Ele usa a mais recente plataforma MEB Plus, criada com foco em reduzir custos, e faz parte da nova ofensiva de elétricos do Grupo Volkswagen, que prioriza dimensões compactas, simplificação de recursos e preços de entrada na casa dos 25 mil euros.
A apresentação do SUV tcheco só deve acontecer nos próximos meses, mas nós nos adiantamos e fomos até a cidade do Porto para vê-lo e dirigi-lo em primeira mão, ainda que em uma unidade de pré-produção camuflada. Nesse primeiro contato, as ambições do Epiq ficaram evidentes, com um posicionamento voltado para uso urbano e familiar. Confira as primeiras impressões:
Fiel à principal característica dos Skoda
Mesmo com camuflagem, o Skoda Epiq não disfarça o quanto está perto do protótipo. Com 2,6 m de distância entre eixos, comprimento que não passa de 4,1 m e a altura do solo típica de SUV, tudo indica um desenho de aparência sólida, com para-choques destacados e caixas de roda bem marcadas.

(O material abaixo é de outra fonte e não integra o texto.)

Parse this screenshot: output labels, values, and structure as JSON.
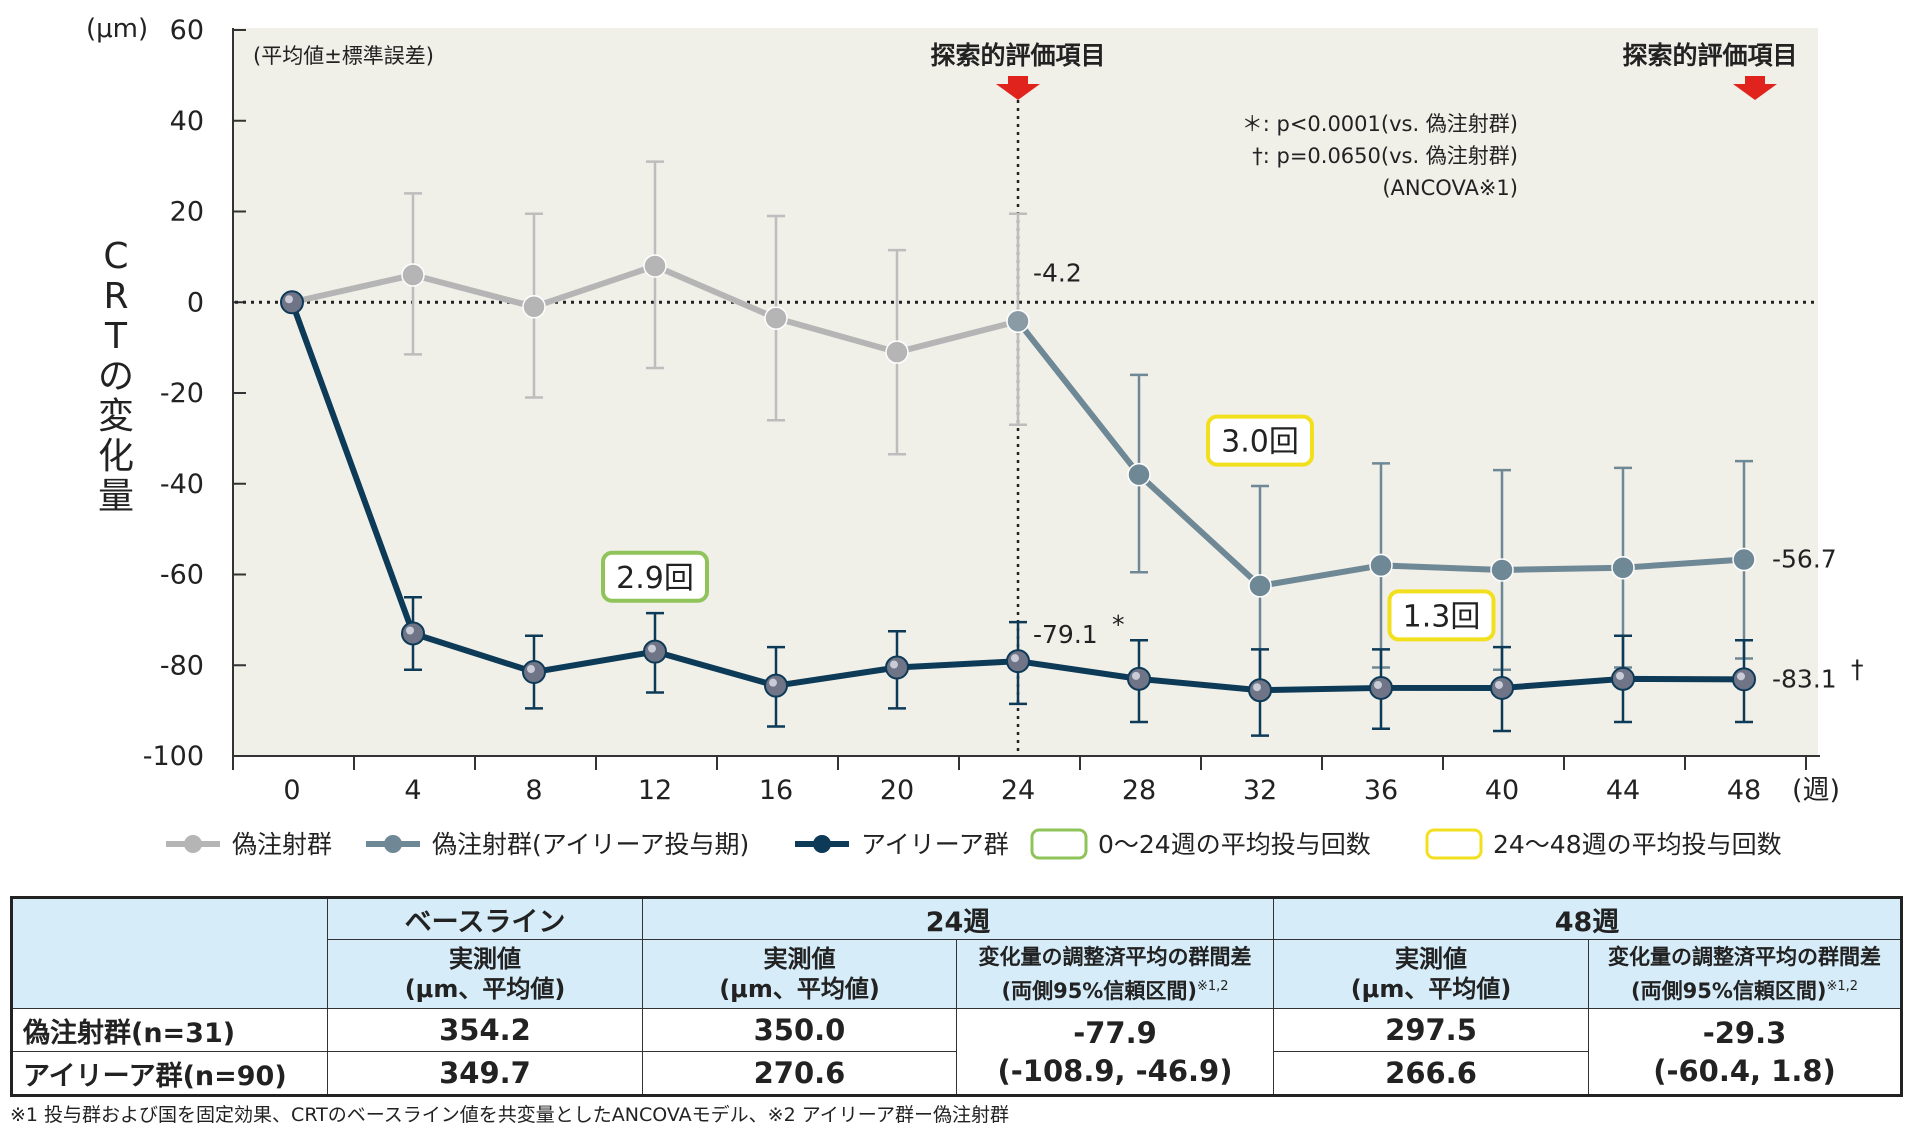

E, como é tradição na Skoda, espaço é o que não falta. Sobre isso, o B-SUV elétrico promete 475 litros no porta-malas, um número bem acima da média do segmento. Em comparação, são 75 litros a mais do que o Kamiq - que é mais comprido - e 95 litros acima do Volkswagen Golf, que pertence a um segmento superior (C).
O Epiq também é o primeiro modelo da Skoda a adotar por completo a nova identidade visual Modern Solid, marcada pela peça frontal preta e fechada - como nos atualizados Elroq e Enyaq - e pela assinatura luminosa em T, tanto na dianteira quanto na traseira.
Já o interior segue em segredo, mas, de acordo com o que a marca adiantou, deve apostar em linhas limpas e soluções práticas: muitos espaços de armazenamento, botões físicos, ganchos para sacolas e compartimentos escondidos.
Primeiras impressões ao volante
Dirigindo, fica claro que se trata de um Skoda - e isso joga a favor. Com direção leve, boa agilidade em manobras e respostas previsíveis, o Epiq parece calibrado para ser uma opção mais orientada ao conforto.
A unidade testada combina a bateria de maior capacidade (52 kWh) com a autonomia anunciada que, segundo a marca, pode superar os 430 km (WLTP), além do motor elétrico mais potente, de 155 kW (211 cv). Ainda assim, a entrega é gradual e fácil de modular, fugindo daquela resposta mais brusca que alguns elétricos apresentam.
Em relação à conhecida plataforma MEB, uma das mudanças mais importantes na MEB Plus está na suspensão traseira: ela deixa de ser independente e passa a usar barra de torção. Mesmo sendo uma solução mais simples, não senti perda perceptível de conforto ou de estabilidade.
O peso relativamente contido deste elétrico, de cerca 1500 kg, também ajuda nesse resultado - não é leve, mas entre elétricos está longe de ser exagerado. Na prática, isso se traduz em uma suspensão que evita o “seco” no rodar, algo que costuma aparecer em alguns modelos 100% elétricos.
E mais?
O novo Skoda Epiq será apresentado entre maio e junho e estará disponível na versão 55 que eu dirigi, além das versões de entrada 35 e 40. Essas duas se diferenciam por trazer a bateria de menor capacidade, com 37 kWh, e motores menos potentes, de 70 kW (95 cv) e 85 kW (116 cv), respectivamente. A autonomia ainda assim é considerada boa: até 310 km entre recargas.
Os preços ainda não foram definidos, mas executivos da Skoda apontam para um valor inicial por volta dos 25 mil euros. Já as versões mais fortes e mais equipadas, porém, devem passar dos 30 mil euros. Mesmo assim, o Epiq continua alinhado com as demais propostas do segmento.
O veredito final ainda vai precisar esperar, mas os sinais iniciais são animadores. No geral, o Epiq entrega o que a marca vem prometendo: um SUV compacto 100% elétrico que prioriza espaço, conforto e robustez, com autonomia suficiente para a maioria dos usuários e preços em linha com os de alternativas equivalentes com motor a combustão.